Expose Contamination-Fear OCD Patients to Body Waste Images

The results of the study indicated significant differences between the two image types: “Body waste images elicited a stronger self-report of disgust than blood injury; while blood injury images elicited a stronger self-report of fear than [did] body waste” (Broderick et al., 2013, p. 34). The researchers note the implications of this finding for clinicians seeking to elicit either fear or disgust in patients during exposure therapy. They further concluded that body waste images were perhaps more useful stimuli to use with contamination-fear OCD patients because they elicited a greater degree of disgust than fear (Broderick et al., 2013). Also, consistent with the researchers’ initial hypothesis, the participants with high contamination fears experienced greater overall levels of disgust and fear than their counterparts. Thus, elevated disgust response during disgust provocation may be helpful in differentiating contamination-fearing OCD from other types of OCD. Interestingly, a significant difference was not observed with respect to changes in heart rate after exposure. Thus, the researchers concluded it may be the case that “high contamination fears are associated with elevated subjective, but not cardiovascular, disgust response” (Broderick et al., 2013, p. 35). The researchers are careful to highlight that individuals struggling with contamination-based OCD are not without fear; moreover, that the emotional experiences and motivators of fear and disgust are separate and distinct from one another.
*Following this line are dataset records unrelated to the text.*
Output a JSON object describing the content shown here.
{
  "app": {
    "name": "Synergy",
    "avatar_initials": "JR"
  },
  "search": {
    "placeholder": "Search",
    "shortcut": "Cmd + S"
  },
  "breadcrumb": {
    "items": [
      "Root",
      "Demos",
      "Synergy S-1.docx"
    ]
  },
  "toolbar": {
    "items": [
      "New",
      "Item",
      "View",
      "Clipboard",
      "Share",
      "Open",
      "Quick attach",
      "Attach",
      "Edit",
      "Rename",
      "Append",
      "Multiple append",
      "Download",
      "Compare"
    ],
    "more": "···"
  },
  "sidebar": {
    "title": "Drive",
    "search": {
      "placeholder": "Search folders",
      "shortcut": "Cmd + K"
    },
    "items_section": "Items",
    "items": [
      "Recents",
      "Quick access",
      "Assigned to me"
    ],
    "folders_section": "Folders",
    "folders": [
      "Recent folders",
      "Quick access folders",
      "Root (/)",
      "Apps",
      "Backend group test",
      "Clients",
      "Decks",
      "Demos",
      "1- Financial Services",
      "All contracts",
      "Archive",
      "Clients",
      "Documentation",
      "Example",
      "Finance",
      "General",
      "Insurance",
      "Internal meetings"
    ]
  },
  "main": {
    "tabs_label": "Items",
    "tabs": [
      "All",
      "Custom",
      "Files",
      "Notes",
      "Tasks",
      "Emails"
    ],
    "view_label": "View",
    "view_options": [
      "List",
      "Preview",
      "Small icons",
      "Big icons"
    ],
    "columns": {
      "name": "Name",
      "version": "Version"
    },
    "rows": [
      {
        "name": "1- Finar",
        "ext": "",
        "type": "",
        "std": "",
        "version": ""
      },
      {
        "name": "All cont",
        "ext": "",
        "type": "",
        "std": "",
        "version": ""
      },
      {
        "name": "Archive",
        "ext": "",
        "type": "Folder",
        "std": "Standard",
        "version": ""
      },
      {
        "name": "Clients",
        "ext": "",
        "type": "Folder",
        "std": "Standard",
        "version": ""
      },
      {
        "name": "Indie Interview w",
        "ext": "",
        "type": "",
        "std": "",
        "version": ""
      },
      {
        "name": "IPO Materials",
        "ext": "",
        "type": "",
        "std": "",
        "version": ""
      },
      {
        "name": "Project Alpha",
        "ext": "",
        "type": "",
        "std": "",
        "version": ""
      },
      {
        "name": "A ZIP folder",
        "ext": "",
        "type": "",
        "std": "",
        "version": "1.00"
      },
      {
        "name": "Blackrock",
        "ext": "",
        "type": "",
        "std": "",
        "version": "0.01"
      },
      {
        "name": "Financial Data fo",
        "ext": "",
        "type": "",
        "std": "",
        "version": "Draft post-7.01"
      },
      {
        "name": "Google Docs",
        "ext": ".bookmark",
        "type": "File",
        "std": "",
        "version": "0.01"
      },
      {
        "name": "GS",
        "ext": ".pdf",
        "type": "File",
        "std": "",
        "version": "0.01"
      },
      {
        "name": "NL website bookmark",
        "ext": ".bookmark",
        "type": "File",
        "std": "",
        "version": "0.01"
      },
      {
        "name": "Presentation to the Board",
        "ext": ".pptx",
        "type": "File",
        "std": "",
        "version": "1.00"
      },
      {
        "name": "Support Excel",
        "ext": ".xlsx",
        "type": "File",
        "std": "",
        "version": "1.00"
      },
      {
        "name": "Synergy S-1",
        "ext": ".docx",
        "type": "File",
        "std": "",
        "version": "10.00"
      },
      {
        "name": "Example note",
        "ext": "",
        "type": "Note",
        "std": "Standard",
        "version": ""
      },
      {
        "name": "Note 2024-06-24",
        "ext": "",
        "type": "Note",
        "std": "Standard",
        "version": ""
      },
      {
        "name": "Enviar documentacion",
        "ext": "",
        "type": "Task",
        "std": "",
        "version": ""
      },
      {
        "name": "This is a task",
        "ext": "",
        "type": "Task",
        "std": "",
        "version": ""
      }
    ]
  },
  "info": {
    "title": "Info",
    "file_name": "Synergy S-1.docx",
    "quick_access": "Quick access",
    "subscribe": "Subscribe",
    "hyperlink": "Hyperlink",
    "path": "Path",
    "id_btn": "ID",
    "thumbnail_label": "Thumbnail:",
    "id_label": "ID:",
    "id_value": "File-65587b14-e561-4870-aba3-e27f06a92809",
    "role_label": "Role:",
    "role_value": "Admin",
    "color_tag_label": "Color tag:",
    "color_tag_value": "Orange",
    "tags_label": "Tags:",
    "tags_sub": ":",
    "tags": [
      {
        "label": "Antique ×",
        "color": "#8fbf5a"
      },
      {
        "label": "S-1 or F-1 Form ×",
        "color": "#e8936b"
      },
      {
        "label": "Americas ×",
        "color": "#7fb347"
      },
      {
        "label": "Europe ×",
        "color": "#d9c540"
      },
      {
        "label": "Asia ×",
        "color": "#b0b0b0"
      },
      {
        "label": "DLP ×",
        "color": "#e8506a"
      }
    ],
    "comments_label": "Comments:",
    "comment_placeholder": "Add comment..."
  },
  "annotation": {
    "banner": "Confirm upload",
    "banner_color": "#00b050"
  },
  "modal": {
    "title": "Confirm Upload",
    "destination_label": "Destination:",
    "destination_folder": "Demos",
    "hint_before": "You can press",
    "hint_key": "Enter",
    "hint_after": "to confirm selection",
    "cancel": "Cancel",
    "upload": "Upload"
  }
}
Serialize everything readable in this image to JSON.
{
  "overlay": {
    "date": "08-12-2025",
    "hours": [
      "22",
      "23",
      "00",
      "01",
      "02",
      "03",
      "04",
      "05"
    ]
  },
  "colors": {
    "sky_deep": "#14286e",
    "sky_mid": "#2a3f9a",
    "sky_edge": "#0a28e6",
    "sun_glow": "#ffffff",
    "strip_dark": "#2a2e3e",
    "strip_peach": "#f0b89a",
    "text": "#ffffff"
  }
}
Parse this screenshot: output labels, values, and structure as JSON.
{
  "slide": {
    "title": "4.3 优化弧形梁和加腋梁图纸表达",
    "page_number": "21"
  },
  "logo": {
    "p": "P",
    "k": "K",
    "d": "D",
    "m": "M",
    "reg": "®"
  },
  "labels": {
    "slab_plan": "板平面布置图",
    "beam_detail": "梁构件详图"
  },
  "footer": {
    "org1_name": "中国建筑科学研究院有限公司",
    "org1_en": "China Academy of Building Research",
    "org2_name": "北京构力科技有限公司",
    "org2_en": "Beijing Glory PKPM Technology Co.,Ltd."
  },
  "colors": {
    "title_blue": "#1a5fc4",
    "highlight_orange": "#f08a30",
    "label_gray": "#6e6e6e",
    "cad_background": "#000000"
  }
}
Broderick, J., Grisham, J., & Weidemann, G. (2013). Disgust and fear responding in contamination-based obsessive-compulsive disorder during pictorial exposure. Behavior Therapy, 44(1), 27-38.


Fisher, P., & Wells, A. (2005). How effective are cognitive and behavioral treatments for obsessive-compulsive disorder? A clinical significance analysis. Behavior Research and Therapy, 43(12), 1543-1558.


Mason, E., & Richardson, R. (2010). Looking beyond fear: The extinction of other emotions implicated in anxiety disorders. Journal of Anxiety Disorders, 24(1), 63-70.


Woody, S., & Teachman, B. (2000). Intersection of disgust and fear: Normative and pathological views. Clinical Psychology: Science and Practice, 7(3), 291-311.